Nawiązał do programu obrony powietrznej krótkiego zasięgu Narew i jego znaczenia dla krajowego przemysłu zbrojeniowego. - Osobiście uważam, że program ten, prócz dostarczenia siłom zbrojnym zdolności operacyjnych może stać się prawdziwym game changerem w technologicznym przeskoku zdolności produkcyjnych naszego przemysłu obronnego. Oczywiście pod warunkiem, że Narew zostanie wytworzona w głównej mierze siłami rodzimego przemysłu, a my będziemy mogli mówić, że dysponujemy suwerennością w zakresie opracowania systemu, produkcji, serwisu i jego użycia - powiedział szef BBN.
Problemem są pieniądze
Według niego takie podejście "potencjalnie tworzy setki miejsc pracy dla specjalistów". Soloch przyznał, że problemem w przypadku programu, który ma kosztować dziesiątki miliardów złotych, "są oczywiście pieniądze". Zaproponował, by do czasu osiągnięcia 2,5 proc. PKB na obronę rozważyć finansowanie Narwi spoza budżetu MON, w podobnej formule, jaką zastosowano przy zakupie samolotów F-16.

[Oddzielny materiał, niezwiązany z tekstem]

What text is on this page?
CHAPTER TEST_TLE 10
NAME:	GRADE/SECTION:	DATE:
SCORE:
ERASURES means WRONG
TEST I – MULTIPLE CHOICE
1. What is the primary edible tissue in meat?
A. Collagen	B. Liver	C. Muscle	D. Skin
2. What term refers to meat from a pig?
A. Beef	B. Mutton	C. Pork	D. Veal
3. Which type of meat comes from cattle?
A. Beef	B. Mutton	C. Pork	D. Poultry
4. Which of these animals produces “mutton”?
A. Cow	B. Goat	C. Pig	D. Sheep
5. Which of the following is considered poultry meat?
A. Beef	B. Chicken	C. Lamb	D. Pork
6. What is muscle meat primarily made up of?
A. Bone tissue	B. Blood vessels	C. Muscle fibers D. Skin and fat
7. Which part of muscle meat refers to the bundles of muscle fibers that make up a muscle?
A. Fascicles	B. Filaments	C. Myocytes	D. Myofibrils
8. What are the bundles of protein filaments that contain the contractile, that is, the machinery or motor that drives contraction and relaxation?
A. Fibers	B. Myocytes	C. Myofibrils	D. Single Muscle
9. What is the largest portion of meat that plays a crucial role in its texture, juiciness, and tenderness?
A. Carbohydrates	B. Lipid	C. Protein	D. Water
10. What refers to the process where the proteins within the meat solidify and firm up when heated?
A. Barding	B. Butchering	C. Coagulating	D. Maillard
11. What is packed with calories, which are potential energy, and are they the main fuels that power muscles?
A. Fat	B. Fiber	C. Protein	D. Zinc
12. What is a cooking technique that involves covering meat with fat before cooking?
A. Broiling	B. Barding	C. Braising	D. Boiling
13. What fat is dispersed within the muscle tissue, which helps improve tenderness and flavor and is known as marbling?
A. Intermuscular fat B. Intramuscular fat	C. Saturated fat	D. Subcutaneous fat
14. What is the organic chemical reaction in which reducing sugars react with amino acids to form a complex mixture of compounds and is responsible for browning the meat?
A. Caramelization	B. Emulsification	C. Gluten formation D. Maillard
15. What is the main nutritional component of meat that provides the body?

- Projektem modernizacyjnym, który zapewne najmocniej kojarzy się z ośrodkiem prezydenckim, jest odbudowa Marynarki Wojennej RP - stwierdził Soloch. Zwrócił uwagę na to, że po raz pierwszy strategia bezpieczeństwa narodowego uwzględnia kwestie bezpieczeństwa morskiego.
Agencja Uzbrojenia
Minister obrony Mariusz Błaszczak, który zapowiadał powołanie Agencji Uzbrojenia, poinformował o przygotowaniu projektu ustawy, która zostanie przekazana do konsultacji rządowi.
- Nowe jednostki, więcej żołnerzy. Mariusz Błaszczak chce wzmacniać armię
- MON podpisał nowe umowy na zakup uzbrojenia dla polskiego wojska
Agencja ma się zajmować całym procesem wyboru, zakupu, eksploatacji i wycofania sprzętu. Ma powstać z połączenia Inspektoratu Uzbrojenia, Inspektoratu Implementacji Innowacyjnych Technologii Obronnych, Biura ds. Umów Offsetowych MON, części Wojskowego Centrum Normalizacji, Jakości i Kodyfikacji, Inspektoratu Wsparcia Sił Zbrojnych i Agencji Mienia Wojskowego.
Wojsko jako użytkownik ma jedynie wskazywać zdolności, jakie może uzyskać dzięki nowemu sprzętowi. Agencja będzie przedstawiać warianty sposobów osiągnięcia tych zdolności.